Nach einem etwas chaotischen Start im nordchilenischen Calama nahmen wir am 18. April endlich unseren Allradwagen entgegen, kauften einige Grundnahrungsmittel für die nächsten fünf Tage, holten unsere verbleibenden Mitreisenden am Flughafen ab und machten uns gegen 20.00 Uhr auf den Weg nach San Pedro de Atacama.

Nach einer guten Stunde Fahrt durch die schwarze Nacht kamen wir in der Oasenstadt auf 2.400m Höhe an – und mussten erst einmal die exorbitanten Übernachtungspreise verdauen. Ganz am Rande des Dörfchens fanden wir dann den besten Campingplatz, den wir uns vorstellen konnten: Hängematten, freundliche Mitarbeiter und Besitzer, geschützte Zeltplätze und reisefreundliche Preise. So konnten wir unsere erste Nacht auf dieser Höhe ziemlich gut verbringen um am nächsten Tag voller Vorfreude festzustellen, dass Chile alle seine Bewohner zählen möchte und daher so ziemlich jeder Shop, jedes Restaurant und jede Sehenswürdigkeit geschlossen war.

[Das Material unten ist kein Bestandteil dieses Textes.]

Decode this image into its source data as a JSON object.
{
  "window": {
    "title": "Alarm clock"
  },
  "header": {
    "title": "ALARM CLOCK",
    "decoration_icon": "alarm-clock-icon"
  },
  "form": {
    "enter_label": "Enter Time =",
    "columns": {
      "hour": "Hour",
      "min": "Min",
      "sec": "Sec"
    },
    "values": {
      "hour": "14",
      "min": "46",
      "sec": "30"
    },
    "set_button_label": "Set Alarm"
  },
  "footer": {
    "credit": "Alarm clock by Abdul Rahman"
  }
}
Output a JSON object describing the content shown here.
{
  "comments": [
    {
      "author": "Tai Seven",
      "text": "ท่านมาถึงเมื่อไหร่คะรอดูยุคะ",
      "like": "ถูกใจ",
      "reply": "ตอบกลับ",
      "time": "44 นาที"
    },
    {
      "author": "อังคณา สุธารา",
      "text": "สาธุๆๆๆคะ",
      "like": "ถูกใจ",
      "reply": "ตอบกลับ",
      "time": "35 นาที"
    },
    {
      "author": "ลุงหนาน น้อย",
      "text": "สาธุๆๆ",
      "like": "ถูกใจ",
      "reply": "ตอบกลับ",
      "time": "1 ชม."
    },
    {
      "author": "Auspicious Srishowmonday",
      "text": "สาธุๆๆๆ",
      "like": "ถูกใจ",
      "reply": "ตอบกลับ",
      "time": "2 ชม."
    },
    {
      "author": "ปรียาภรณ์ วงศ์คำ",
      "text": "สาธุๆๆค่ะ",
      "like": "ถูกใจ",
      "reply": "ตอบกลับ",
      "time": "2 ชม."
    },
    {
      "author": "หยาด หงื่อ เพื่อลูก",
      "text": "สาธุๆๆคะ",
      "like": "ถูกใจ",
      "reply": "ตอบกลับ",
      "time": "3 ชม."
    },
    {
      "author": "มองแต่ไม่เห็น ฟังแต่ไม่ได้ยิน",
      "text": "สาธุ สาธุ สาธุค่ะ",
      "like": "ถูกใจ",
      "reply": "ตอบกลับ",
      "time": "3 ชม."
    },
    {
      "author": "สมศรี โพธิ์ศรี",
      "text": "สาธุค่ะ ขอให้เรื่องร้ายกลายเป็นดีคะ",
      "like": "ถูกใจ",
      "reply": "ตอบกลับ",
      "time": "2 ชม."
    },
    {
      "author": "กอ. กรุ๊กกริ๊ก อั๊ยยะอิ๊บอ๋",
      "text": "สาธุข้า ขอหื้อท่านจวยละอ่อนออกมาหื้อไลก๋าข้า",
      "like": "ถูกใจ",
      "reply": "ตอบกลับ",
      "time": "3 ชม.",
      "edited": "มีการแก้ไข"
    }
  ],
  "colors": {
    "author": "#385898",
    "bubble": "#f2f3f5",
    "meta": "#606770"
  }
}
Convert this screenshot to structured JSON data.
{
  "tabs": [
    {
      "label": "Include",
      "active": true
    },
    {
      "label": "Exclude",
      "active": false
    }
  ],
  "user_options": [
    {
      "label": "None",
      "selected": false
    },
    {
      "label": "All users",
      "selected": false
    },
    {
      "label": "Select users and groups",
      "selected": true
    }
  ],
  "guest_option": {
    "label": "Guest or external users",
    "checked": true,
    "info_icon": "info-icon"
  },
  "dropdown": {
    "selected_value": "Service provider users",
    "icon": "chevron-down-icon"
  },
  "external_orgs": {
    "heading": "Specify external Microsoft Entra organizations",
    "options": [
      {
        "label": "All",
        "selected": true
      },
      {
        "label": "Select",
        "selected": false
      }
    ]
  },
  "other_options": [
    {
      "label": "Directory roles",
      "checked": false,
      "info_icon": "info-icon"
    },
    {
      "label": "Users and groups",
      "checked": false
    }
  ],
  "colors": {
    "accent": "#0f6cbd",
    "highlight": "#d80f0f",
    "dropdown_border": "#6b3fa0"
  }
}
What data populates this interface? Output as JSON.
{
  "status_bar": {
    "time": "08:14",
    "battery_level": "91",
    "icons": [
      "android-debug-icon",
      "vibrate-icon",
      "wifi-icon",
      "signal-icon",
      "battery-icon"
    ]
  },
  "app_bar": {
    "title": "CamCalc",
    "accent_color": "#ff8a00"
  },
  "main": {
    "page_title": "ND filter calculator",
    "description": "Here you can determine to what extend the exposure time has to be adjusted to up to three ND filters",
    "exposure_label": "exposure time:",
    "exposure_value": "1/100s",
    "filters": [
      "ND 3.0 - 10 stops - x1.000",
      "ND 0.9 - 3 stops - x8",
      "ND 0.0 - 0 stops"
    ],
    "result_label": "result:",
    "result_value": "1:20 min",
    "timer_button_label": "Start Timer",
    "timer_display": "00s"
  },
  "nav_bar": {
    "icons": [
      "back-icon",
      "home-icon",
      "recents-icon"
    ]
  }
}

Atacama Roadtrip Tag 1: Lagunas Baltinache

Aufgrund eines Tipps des freundlichen Casa Campestre Mitarbeiters machten wir uns mit einer wagen Wegbeschreibung auf zu den Lagunas Baltinache. Während wir uns ein paar Mal verfuhren, mussten wir uns erst einmal die Augen reiben, durch welche verrückte Natur wir einen Abend zuvor in der Dunkelheit gerauscht waren. So ein bisschen wie von einer anderen Welt wirkte die Weite und Einsamkeit der Andenebenen. Als wir dann endlich die richtige Abbiegung fanden, glaubten wir noch an ein Missverständnis bei dem Blick auf das Straßenschild. Als wir dann aber nach einer halben Stunde über die Schotterpiste immer noch kein Ziel erkennen konnten, wurde uns bewusst, dass es wohl doch 45 Kilometer bis zu den Salzlagunen sein würden.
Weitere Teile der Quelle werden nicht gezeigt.